Hari demi hari, masih tentang Fadil
walau ragaku bersama Dika. Saai itu, mulai ada patahan hubungan yang terjalin bersama
Dika. Pada malam hari di sebuah kafe outdoor yang cukup tenang, bersama angin
dan lampu-lampu malam. Dan lagi, aku tidak sengaja memanggil namanya dengan
sebutan Fadil. Lantas, ekspresi kecewa dan sedih dipancarkan Dika. Kali ini
memang sangat berbeda, terlihat matanya sayu, menceritakan kekecewaan yang
begitu dalam.
Malam itu, Dika mengantarkan aku
pulang dengan motor bebeknya. Tidak ada kalimat yang terucap selama perjalanan
pulang. Tepat di depan gerbang, Dika mengeluarkan suaranya. Dia bertanya saat
suasana cukup canggung.
“Dwi, sebenernya gimana sih perasaan kamu?” Inilah momen yang begitu menguras
perasaan. Aku tertunduk, lalu kukatakan
yang sebenernya.
“Dwi… belum bisa ngelupain dia. Maaf…
dik. Dia, masih dihati Dwi,” dengan pelan, aku tidak berani menatap matanya.

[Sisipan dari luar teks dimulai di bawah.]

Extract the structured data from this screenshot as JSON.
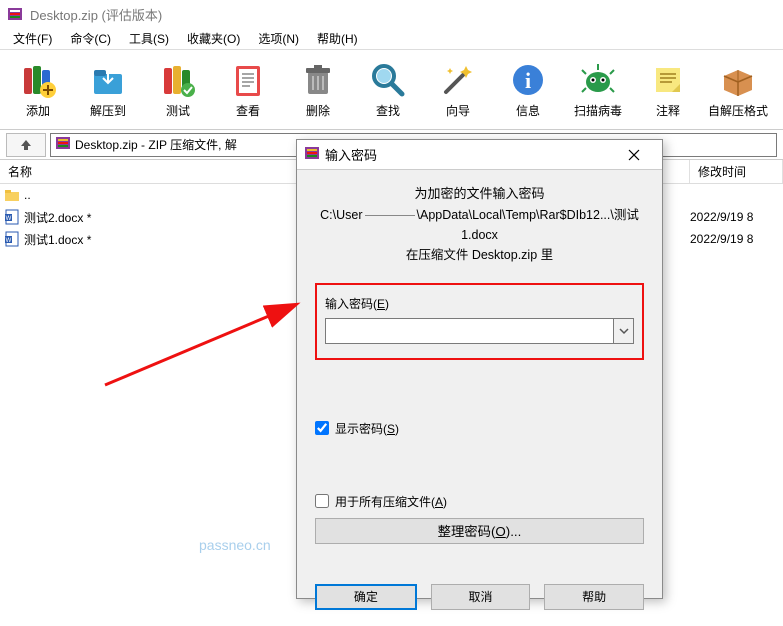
{
  "window": {
    "title": "Desktop.zip (评估版本)"
  },
  "menu": {
    "file": "文件(F)",
    "commands": "命令(C)",
    "tools": "工具(S)",
    "favorites": "收藏夹(O)",
    "options": "选项(N)",
    "help": "帮助(H)"
  },
  "toolbar": {
    "add": "添加",
    "extract": "解压到",
    "test": "测试",
    "view": "查看",
    "delete": "删除",
    "find": "查找",
    "wizard": "向导",
    "info": "信息",
    "scan": "扫描病毒",
    "comment": "注释",
    "sfx": "自解压格式"
  },
  "address": {
    "path": "Desktop.zip - ZIP 压缩文件, 解"
  },
  "columns": {
    "name": "名称",
    "modified": "修改时间"
  },
  "rows": {
    "up": "..",
    "f1": "测试2.docx *",
    "f2": "测试1.docx *",
    "d1": "2022/9/19 8",
    "d2": "2022/9/19 8"
  },
  "dialog": {
    "title": "输入密码",
    "line1": "为加密的文件输入密码",
    "line2a": "C:\\User",
    "line2b": "\\AppData\\Local\\Temp\\Rar$DIb12...\\测试1.docx",
    "line3": "在压缩文件 Desktop.zip 里",
    "pw_label_pre": "输入密码(",
    "pw_label_u": "E",
    "pw_label_post": ")",
    "show_pre": "显示密码(",
    "show_u": "S",
    "show_post": ")",
    "all_pre": "用于所有压缩文件(",
    "all_u": "A",
    "all_post": ")",
    "manage_pre": "整理密码(",
    "manage_u": "O",
    "manage_post": ")...",
    "ok": "确定",
    "cancel": "取消",
    "help": "帮助"
  },
  "watermark": "passneo.cn"
}
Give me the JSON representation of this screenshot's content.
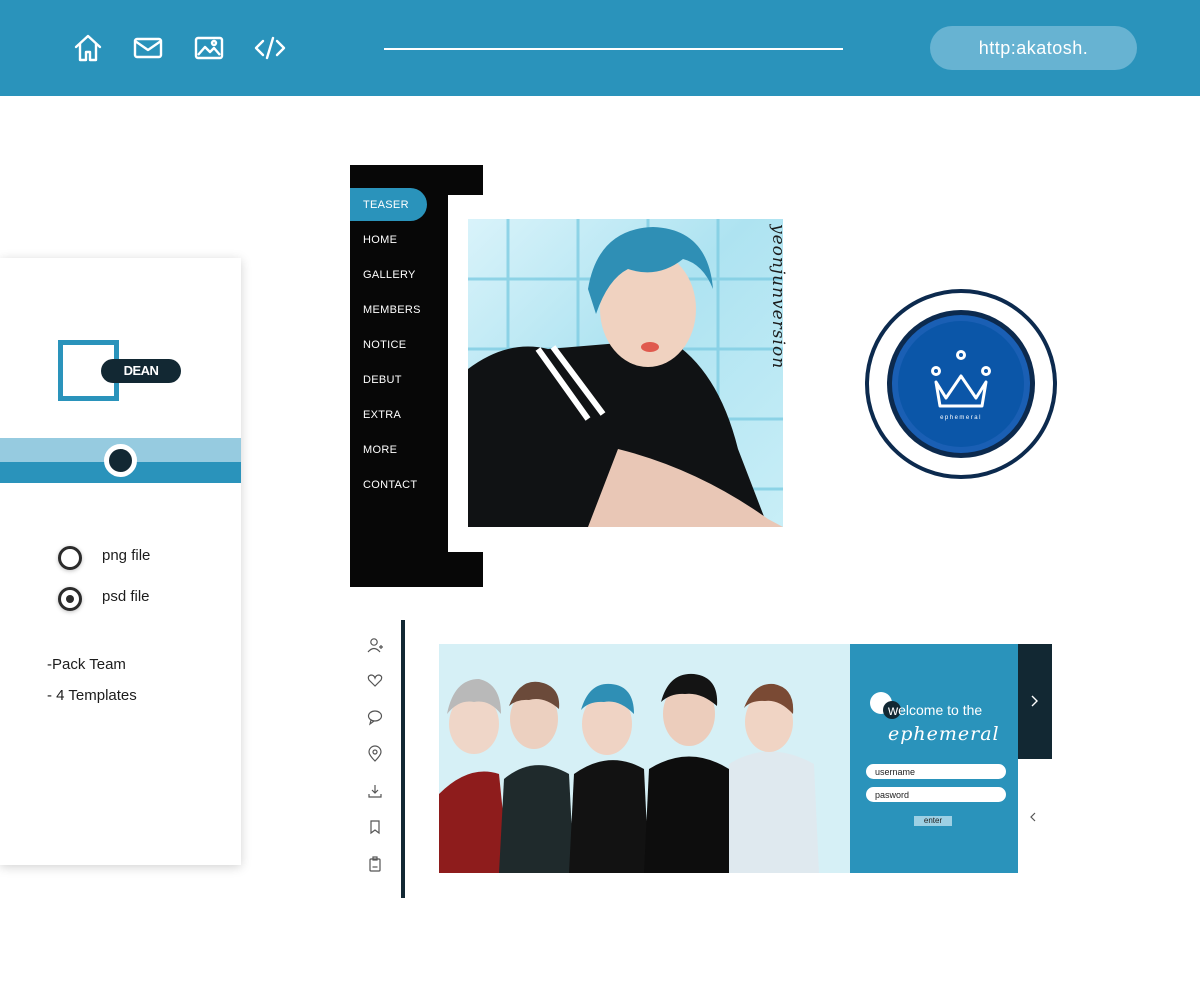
{
  "topbar": {
    "icons": [
      "home-icon",
      "mail-icon",
      "image-icon",
      "code-icon"
    ],
    "url_label": "http:akatosh.",
    "color": "#2a93bb"
  },
  "card": {
    "logo_text": "DEAN",
    "slider_value": 0.5,
    "options": [
      {
        "label": "png file",
        "selected": false
      },
      {
        "label": "psd file",
        "selected": true
      }
    ],
    "pack_lines": [
      "-Pack Team",
      "- 4 Templates"
    ]
  },
  "teaser": {
    "menu": [
      "TEASER",
      "HOME",
      "GALLERY",
      "MEMBERS",
      "NOTICE",
      "DEBUT",
      "EXTRA",
      "MORE",
      "CONTACT"
    ],
    "active_item": "TEASER",
    "signature": "yeonjunversion"
  },
  "logo": {
    "icon": "crown-icon",
    "caption": "ephemeral"
  },
  "login": {
    "side_icons": [
      "user-add-icon",
      "heart-icon",
      "chat-icon",
      "location-icon",
      "download-icon",
      "bookmark-icon",
      "clipboard-icon"
    ],
    "welcome": "welcome to the",
    "brand": "ephemeral",
    "username_placeholder": "username",
    "password_placeholder": "pasword",
    "enter_label": "enter"
  },
  "colors": {
    "accent": "#2a93bb",
    "dark": "#122833",
    "light": "#96cbe0"
  }
}
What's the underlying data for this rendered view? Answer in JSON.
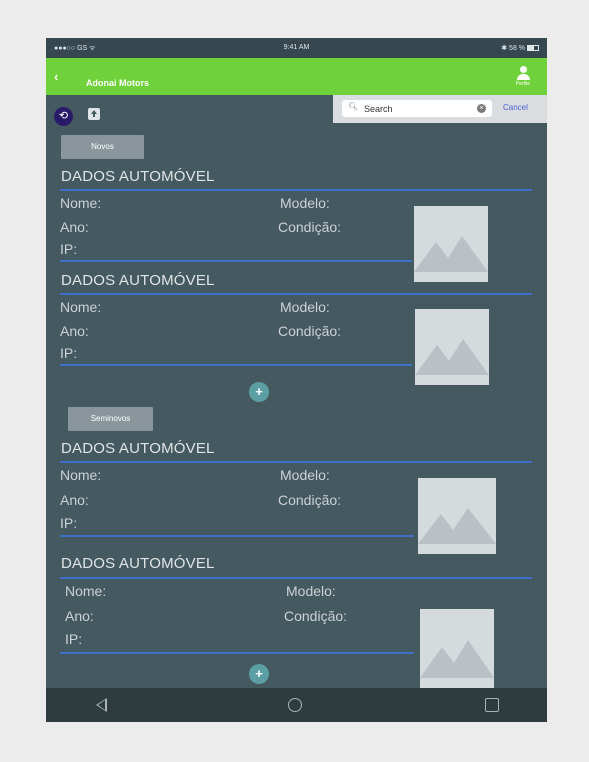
{
  "status_bar": {
    "carrier": "●●●○○ GS ᯤ",
    "time": "9:41 AM",
    "battery": "✱ 58 %"
  },
  "app_bar": {
    "back": "‹",
    "title": "Adonai Motors",
    "profile_label": "Perfile"
  },
  "search": {
    "value": "Search",
    "cancel": "Cancel"
  },
  "toolbar": {
    "back_icon": "⟲"
  },
  "sections": [
    {
      "label": "Novos"
    },
    {
      "label": "Seminovos"
    }
  ],
  "cards": [
    {
      "title": "DADOS AUTOMÓVEL",
      "nome": "Nome:",
      "modelo": "Modelo:",
      "ano": "Ano:",
      "condicao": "Condição:",
      "ip": "IP:"
    },
    {
      "title": "DADOS AUTOMÓVEL",
      "nome": "Nome:",
      "modelo": "Modelo:",
      "ano": "Ano:",
      "condicao": "Condição:",
      "ip": "IP:"
    },
    {
      "title": "DADOS AUTOMÓVEL",
      "nome": "Nome:",
      "modelo": "Modelo:",
      "ano": "Ano:",
      "condicao": "Condição:",
      "ip": "IP:"
    },
    {
      "title": "DADOS AUTOMÓVEL",
      "nome": "Nome:",
      "modelo": "Modelo:",
      "ano": "Ano:",
      "condicao": "Condição:",
      "ip": "IP:"
    }
  ],
  "fab_label": "+",
  "icons": [
    "signal-icon",
    "wifi-icon",
    "bluetooth-icon",
    "battery-icon",
    "back-chevron-icon",
    "profile-icon",
    "back-circle-icon",
    "share-icon",
    "search-icon",
    "clear-icon",
    "image-placeholder-icon",
    "add-icon",
    "nav-back-icon",
    "nav-home-icon",
    "nav-recent-icon"
  ],
  "colors": {
    "app_bar": "#6fd23b",
    "background": "#455a60",
    "rule": "#3f6fc8",
    "fab": "#5b9ea3",
    "nav_bar": "#2e3b3f"
  }
}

“Ohhhh. Gitu ya. Yaudah, udah
malem. Masuk sana.”
“Yaudah Dik, makasih ya Dik.
Ati-ati,” Lalu perlahan, aku jalan masuk membuka pintu rumah.
“Dwi,” Dika memanggilku sebelum aku masuk.
“Mendingan minggu-minggu ini,
kita gak usah ketemuan aja. Trus gausah hubungi Dika dulu” lanjut Dika dengan
suara pelan.
Perkataanya membuatku terdiam
sementara.
“Memang kenapa dik. Kamu marah
ya?”
“Aku gak bisa marah sama
kamu. Aku pengen kasih waktu kamu berfikir.
Kamu mau pilih aku apa masa lalu yang gak jelas kemana,” Lalu Dika lekas pergi
dengan motornya. Dan aku hanya terdiam.
Hari berganti hari. Dia serius
dengan katanya. Dika tidak pernah menghubungiku. Dalam hati aku menanyakan kabarnya.
Sekedar tanya kabar lewat SMS, telepon ataupun lewat Line. Tapi detik, menit,
jam, bahkan hari telah terlewat tanpa
ada jawaban. Foto profil tentang kami telah menjadi kenangan. Sudah tidak ada
lagi foto-foto itu di akun media sosialnya. Aku merasa kehilangannya setelah
mengabaikanya. Dan benar saja, Dika yang
selalu berada di dalam fikiranku akhir-akhir ini.
“Paket!”, pengirim paket datang
mengetok rumahku. Sebuah paket untukku dari Dika Saputra. Hatiku bergetar .Kubawa
masuk ke kamar. Kubuka paket tersebut dengan antusias. Kulihat isinya, ternyata
terdapat 2 batang es krim yang masih disimpannya. Lalu juga terdapat selembar kertas. Ternyata
itu adalah surat yang berisi tulisan darinya.
“Dwi,
saya pernah merasakan adanya cinta pertama. Lalu memilihnya sebagai orang
terbaik. Berkhayal ,ia menjadi pasangan hidup kelak di masa depan, sampai
menua.
Tapi saat orang yang paling dalam menyentuh
hati pergi, dan kenyataanya dia bukanlah yang terbaik. Saya tahu, hanya pedih
yang terasa. Khayalan hidup bersamanya hanyalah dongeng. Harus menanggung semua
kenangan tentangnya di saat senang maupun sedih.
Tapi
yang saya yakini, hidup belum berakhir. Seseorang yang terbaik akan datang. Seseorang
yang akan menghapus rasa sakit ini. Dan saat kamu mengisi, saya berjanji dalam
hati, untuk setia menyayangimu. Melupakan masa lalu itu. Dan menghapus sebuah harapan yang tak kunjung
datang.
Tapi
sepertinya saya salah. Saya tahu perasaanmu terhadap first love, itulah sebab
saya memilihmu jadi seseorang yang terbaik. Tapi begitu sulit membalikkan hati seseorang.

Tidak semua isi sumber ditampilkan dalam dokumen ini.